I hope to hell I am wrong.
Iraqis killed: over 500.
Out of a population of 26 million, that number is hardly a good thing. That it is less than the 1000-1400 the country was averaging during 2007 is a good thing, but statistically it points to a return to a baseline. Iraq has been here before in 2005.
Lets not even discuss contractor fatalities shall we? The bottom line is that Iraq is still a dangerous place and averaging almost 2000 violent unnecessary deaths a month. That’s hardly a “normal” country.
Juan Cole probably has it summed up well:
What the recent publicity about the “success” of the troop surge has ignored is this: The Bush administration has downplayed the collapsing political situation in Iraq by directing the public’s attention to fluctuating numbers of civilians killed. While there have been some relative gains in security recently, even there the picture remains dubious. The Iraqi ministry of health, long known for cooking the books, says that a few hundred Iraqis were killed in political violence in November. However, independent observers such as Iraq Body Count cite a much higher number — some 1,100 civilians killed in Iraq in November. They reported that bombings and assassinations accounted for 63 persons on Saturday, the first day of December, alone. . . The current “good news” campaign from the Bush administration regarding the troop surge is only the latest in a long history of whitewashing the war since the 2003 invasion. First, Secretary of Defense Donald Rumsfeld denied that there was massive looting following the fall of Baghdad. Then he denied that there was a rising guerrilla war. . . ‘
The real issue with the success of the surge is answering the question, “when are we leaving?”. People might applaud the Democratic efforts to strangle the budget if they knew the real answer-we are never leaving.
Monday, during a videoconference, Mr. Bush and Nuri al-Maliki separately signed a “declaration of principles” that calls for one more year of U.S. occupation of Iraq by U.N. mandate to be followed with a more permanent arrangement under sanction of a bilateral treaty.
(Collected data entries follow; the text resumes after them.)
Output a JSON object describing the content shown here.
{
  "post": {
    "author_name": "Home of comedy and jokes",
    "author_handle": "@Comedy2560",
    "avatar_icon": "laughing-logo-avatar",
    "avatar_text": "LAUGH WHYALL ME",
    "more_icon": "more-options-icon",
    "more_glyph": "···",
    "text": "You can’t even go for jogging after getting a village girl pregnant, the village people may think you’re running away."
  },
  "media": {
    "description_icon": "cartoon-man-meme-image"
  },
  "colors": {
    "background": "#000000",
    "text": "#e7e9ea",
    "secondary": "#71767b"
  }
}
That’s pretty amazing when you think about it particularly when you consider that the Iraqi parliament just 6 months ago said that a permanent US presence is not an option. In June of 2007, Iraq’s parliament passed a binding resolution that specifically guaranteed them an opportunity to block any further extensions of the U.N. mandate. Maliki did not veto the law. This “principles” deal he just signed on to with Bush will involve yet another end run around his parliament to extend the U.N. mandate, and then another one to establish a two-way treaty with the U.S.
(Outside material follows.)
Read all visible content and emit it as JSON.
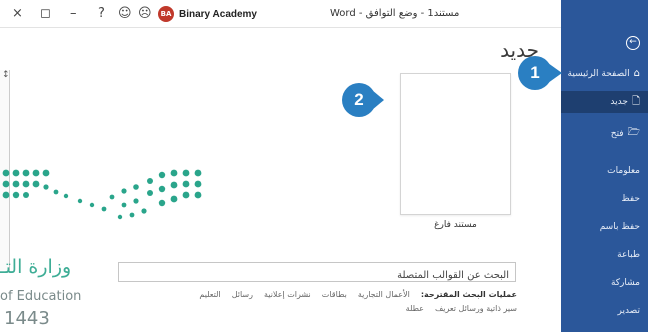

And why did he do all this? Because his own army is not hacking the program. So his only guarantee is to have the US prop up his ineffective government for a longer-if Bush has his way for years and years and years.
At a cost though. At a cost of about 40 US lives a month. I just do not consider that a fair trade. No amount of Arab lives is worth the life of one single American.
So yea, I just don’t get it. And I don’t plan to any time soon. Progress or not, Iraq remains a mistake and a distraction to the US for a whole bunch of reasons.